Dublin; a city of life, hospitality and fun, with a pub culture that is famous throughout the world. Dublin is Ireland's capital and Europe's most treasured city. It is steeped in tradition and history.
Now, San Diego has it's very own piece of Dublin, snug in the corner of San Diego's Fourth Avenue. Dublin Square Irish Pub was manufactured by O'Sullivan Interiors and shipped thousands of miles across the Atlantic Ocean. It is an authentic Irish pub exuding the warm hospitality and fun that is typically Irish.
Where It All Began
Tynan's pub was first built in 1702 in Kilkenny Ireland. In 1857 it was bought and did up by the Darcy Family, close family relative to the present publican James Coady. In 1912 it was bought by the Tynan family, the Tynans paid 2000 pounds for the bar at that time. The bar would later be bought by the Coady family, James Coady, wife Caith and sisters Breda and Mary. On a trip to Ireland Publican Samme Ladckie enjoyed Tynan's Pub so much, he decided to build an exact replica of Tynan's in San Diego.
In 2001 the two pubs were twinned in a ceremony held in Kilkenny, Ireland. In attendance was the Lord Mayor of Kilkenny, the Coady family, Alf France - Guinness Development Manager, Michael Kough, Billy O'Sullivan of O'Sullivan Interiors of Waterford, the Loyal Patrons of Tynan's Pub and Publican Samme Ladckie. In 2002 Twinning ceremonies were also held in San Diego at Dublin Square.
On the banks of Ireland's meandering River Suir, in Waterford, is the home of O'Sullivan Interiors, Ireland's most authentic pub design company. Stemming from an area steeped in tradition and historical background, where the River Suir meets the River Nore and the River Barrow to form one of Ireland's most scenic and treacherous estuaries, fierce Viking raiders created a settlement they called "Vatre Fiord". This area, that resembled their own Scandinavian land, remains today and is called the City of Waterford.
Another ancient settlement was created in Kilkenny on the River Nore, by the Vikings' descendants, the Normans. These majestic invaders built castles and courts that dotted Ireland's landscape, and many of them are still evident today. In the passing of time, the Normans adopted Irish customs, intermarried with local Celts, and, it is said that they became as Irish as the Irish themselves.

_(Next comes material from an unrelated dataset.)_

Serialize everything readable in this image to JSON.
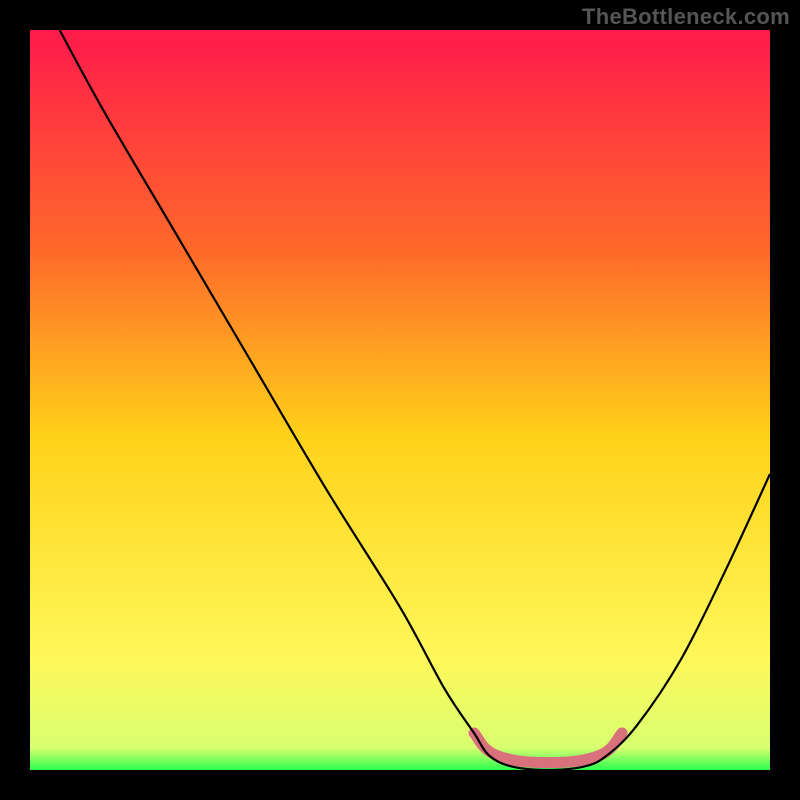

With ancient Celtic games and the great Irish pastime of story telling, fun and music, the Celtic tradition flourished. Ireland became famous for it's pub culture over the years, especially with the introduction of a certain Irish porter called Guinness.
The Dublin Square Irish Pub's shop front is typical of the original fronts on Dublin's famous Grafton Street, where you can sit in the blissful surroundings watching the world go by. Time stands still in the Irish heritage pubs. The Horse Shoe Bar in Dublin Square Irish Pub is a replica of Kilkenny's 19th Century Tynan Bridge House Bar. It is made from solid Irish oak, and every detail has been painstakingly reproduced, down to the moldings, panels, and hand carvings. The quality of O'Sullivan Interiors' Irish craftsmen is very evident. The bar creates its own truly unique identity and is a fitting tribute of originality and of the character of Ireland's heritage pubs.
The Victorian Lounge is a replica of the old Shelbourne Lounge in Dublin City, with it's original cast iron fireplace, and Dublin City bench seats and period chairs, all of which compliment the stained glass snug screens. The interior completely recreates the feeling of an old Irish Victorian bar.